Comparing the cost and ROI of one machine type versus another makes me think of compelling scenes from films such as “Good Will Hunting,” “A Beautiful Mind,” and “Hidden Figures,” in which the main character fills up a chalk board with the divine language of math. When conducting a cost justification study, it’s vital to include as many factors as possible to get to the answer, and presently there are several market dynamics that must be figured into the formula. When those are added, the solution might surprise you. For instance, the current market conditions affecting the choice between single-spindle machining centers versus gantry-type multi-spindle machines are equipment build times, the skills gap, and automation.
The upbeat economy, hot demand in aerospace and other markets, and the need for manufacturers to replace legacy equipment have been drivers for a healthy machine tool industry in recent years. As such, machine delivery times are longer, and that’s especially true for customized, precision, and complex machines. The category of multi-spindles I’m referring to are in that group.
Some shops simply cannot wait that long and are settling for one or more high-end, single-spindle machines. That being said, some applications are worth the wait, such as high-demand parts like aircraft landing gear forgings and bulkheads for the F-22 Raptor. Most parts over 2.5 m are most sensibly produced on a gantry multi-spindle.
When applications can be produced on either a multi or a single, the choice gets a little fuzzier, especially when considering roughing versus finishing operations. Typically, overall efficiencies on multi-spindle machines are lower because of the downtime between setups. Single-spindles are not as productive as multis during roughing; however, they may make up for it in one-setup machining, and especially if they are in a flexible manufacturing system (FMS). Spindle utilization in an FMS with pallet storage can reach 80 percent because spindles run with minimal downtime.

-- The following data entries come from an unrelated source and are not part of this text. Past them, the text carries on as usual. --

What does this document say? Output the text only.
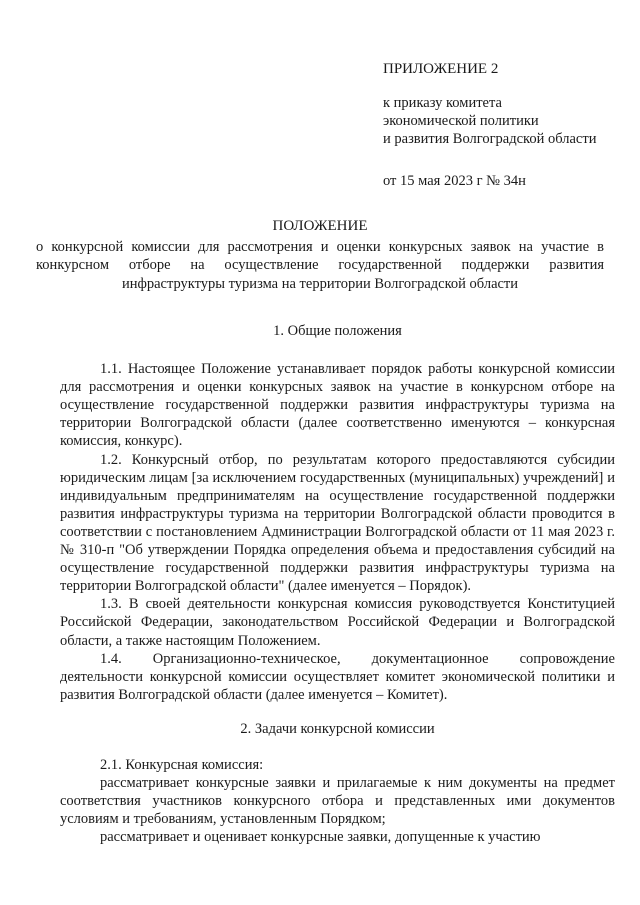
ПРИЛОЖЕНИЕ 2
к приказу комитета
экономической политики
и развития Волгоградской области
от 15 мая 2023 г № 34н
ПОЛОЖЕНИЕ
о конкурсной комиссии для рассмотрения и оценки конкурсных заявок на участие в конкурсном отборе на осуществление государственной поддержки развития инфраструктуры туризма на территории Волгоградской области
1. Общие положения

1.1. Настоящее Положение устанавливает порядок работы конкурсной комиссии для рассмотрения и оценки конкурсных заявок на участие в конкурсном отборе на осуществление государственной поддержки развития инфраструктуры туризма на территории Волгоградской области (далее соответственно именуются – конкурсная комиссия, конкурс).

1.2. Конкурсный отбор, по результатам которого предоставляются субсидии юридическим лицам [за исключением государственных (муниципальных) учреждений] и индивидуальным предпринимателям на осуществление государственной поддержки развития инфраструктуры туризма на территории Волгоградской области проводится в соответствии с постановлением Администрации Волгоградской области от 11 мая 2023 г. № 310-п "Об утверждении Порядка определения объема и предоставления субсидий на осуществление государственной поддержки развития инфраструктуры туризма на территории Волгоградской области" (далее именуется – Порядок).

1.3. В своей деятельности конкурсная комиссия руководствуется Конституцией Российской Федерации, законодательством Российской Федерации и Волгоградской области, а также настоящим Положением.

1.4. Организационно-техническое, документационное сопровождение деятельности конкурсной комиссии осуществляет комитет экономической политики и развития Волгоградской области (далее именуется – Комитет).

2. Задачи конкурсной комиссии

2.1. Конкурсная комиссия:

рассматривает конкурсные заявки и прилагаемые к ним документы на предмет соответствия участников конкурсного отбора и представленных ими документов условиям и требованиям, установленным Порядком;

рассматривает и оценивает конкурсные заявки, допущенные к участию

Another multi-spindle consideration, particularly the five-plus head versions, is the high amount of material and work in process (WIP) inherent with them. Lower WIP provides a fiscal advantage. Instead of having, for example, 30 expensive parts in the shop in any given month processed through multi-spindle machines, there are likely half that amount on the singles.
Because gantry-type multi-spindle machines are complex and fairly rare, it’s also rare to find people who know how to set-up and operate them. We have a problem with machining skills in general, and it’s even more of an issue with these special machines. In the 1960s and ‘70s, these types of multi-spindles were more common. In the ‘80s, it started to change with the introduction of CNC, and today computerization has evolved so that entire factories and machining systems are fully automated, digitized, and connected.
The adoption of automation—specifically the emergence of the FMS—also figures into the equation. Again, the efficiencies of each single-spindle in an FMS is high, plus skills strategies can be applied to these systems that we observe many of our customers employing. With a single-spindle machine, an experienced manufacturing engineer develops the process, which includes probing, coupon “masters,” tool wear algorithms, plus other automated quality checks. With the proven plan in place, a less-skilled person loads/unloads parts, maintains the schedule, monitors the workflow, and grows into more complex tasks.
Currently, long lead times for capital equipment, the skills gap, and the rapid adoption of automation are giving single-spindle machines the edge over multi-spindles when the applications can be performed on either sensibly. But let’s keep studying. The factors may change. Plus, isn’t it just fun to do all that math?